Pour ce qui est tout d'abord de la revalorisation de leur salaire, il faut le dire, entre 2023 et 2024, c'est un effort de 4,8 milliards d'euros qui a été déployé à cet effet, soit trois fois plus que l'effort consenti entre 2013 et 2017. Cela nous permet de donner à nos professeurs titulaires, à nos psychologues, à nos conseillers principaux d'éducation (CPE), un salaire de 2 100 euros net par mois au début de leur carrière. Cette revalorisation importante nous place à cet égard dans la moyenne des pays européens. De surcroît - vous l'avez rappelé, madame la sénatrice -, le pacte qui a été proposé aux enseignants leur permet de prendre en charge des missions complémentaires et d'être rémunérés à ce titre ; beaucoup se sont engagés dans cette démarche.
Pour ce qui est ensuite de leur cadre de travail, qui fait évidemment partie intégrante de leur vie d'enseignants, nous travaillons sur le bâti scolaire avec les collectivités territoriales concernées ; je ne peux en dire ici que quelques mots, mais je rencontre régulièrement les présidents de ces collectivités. Nous avons recruté des assistants d'éducation (AED) pour qu'ils assurent en nombre l'accompagnement éducatif. Quant à la sécurité des bâtiments, nous y travaillons également avec les collectivités et avec les autres services de l'État ; nous aurons demain une réunion interministérielle à ce sujet précis autour de M. le Premier ministre.

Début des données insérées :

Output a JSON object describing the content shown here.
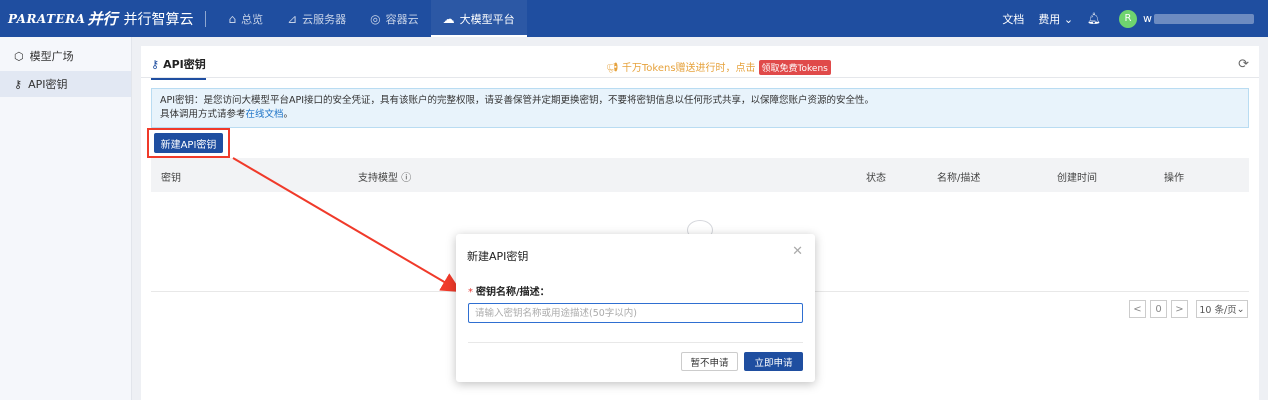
{
  "topbar": {
    "brand_logo": "PARATERA",
    "brand_cn": "并行",
    "brand_name": "并行智算云",
    "nav": [
      {
        "label": "总览",
        "icon": "home-icon"
      },
      {
        "label": "云服务器",
        "icon": "server-icon"
      },
      {
        "label": "容器云",
        "icon": "container-icon"
      },
      {
        "label": "大模型平台",
        "icon": "cloud-icon"
      }
    ],
    "docs": "文档",
    "billing": "费用",
    "avatar_initial": "R",
    "user_name": "w"
  },
  "sidebar": {
    "items": [
      {
        "label": "模型广场",
        "icon": "cube-icon"
      },
      {
        "label": "API密钥",
        "icon": "key-icon"
      }
    ]
  },
  "main": {
    "tab_label": "API密钥",
    "promo_text": "千万Tokens赠送进行时，点击",
    "promo_badge": "领取免费Tokens",
    "alert_line1": "API密钥：是您访问大模型平台API接口的安全凭证，具有该账户的完整权限，请妥善保管并定期更换密钥，不要将密钥信息以任何形式共享，以保障您账户资源的安全性。",
    "alert_line2_prefix": "具体调用方式请参考",
    "alert_link": "在线文档",
    "alert_line2_suffix": "。",
    "new_button": "新建API密钥",
    "table_headers": {
      "key": "密钥",
      "models": "支持模型",
      "status": "状态",
      "name": "名称/描述",
      "created": "创建时间",
      "actions": "操作"
    },
    "pager": {
      "prev": "<",
      "page": "0",
      "next": ">",
      "size": "10 条/页"
    }
  },
  "modal": {
    "title": "新建API密钥",
    "field_label": "密钥名称/描述：",
    "required_mark": "*",
    "placeholder": "请输入密钥名称或用途描述(50字以内)",
    "cancel": "暂不申请",
    "submit": "立即申请"
  },
  "colors": {
    "brand": "#1f4ea0",
    "highlight": "#f03a2a",
    "promo": "#e6a23c"
  }
}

Un troisième point me semble important, qui fait aussi partie de la manière dont ils envisagent leur travail : c'est la prise en charge de l'hétérogénéité de nos élèves. Nous accueillons aujourd'hui tous les jeunes, et il est très bien qu'il en soit ainsi, mais nous devons mettre en place des dispositifs qui permettent aux enseignants de le faire : je pense aux accompagnants d'élèves en situation de handicap (AESH), aux efforts que nous avons à faire pour une école inclusive et à l'ensemble des mesures que nous devons continuer à construire en ce sens. (Applaudissements sur des travées du groupe RDPI.)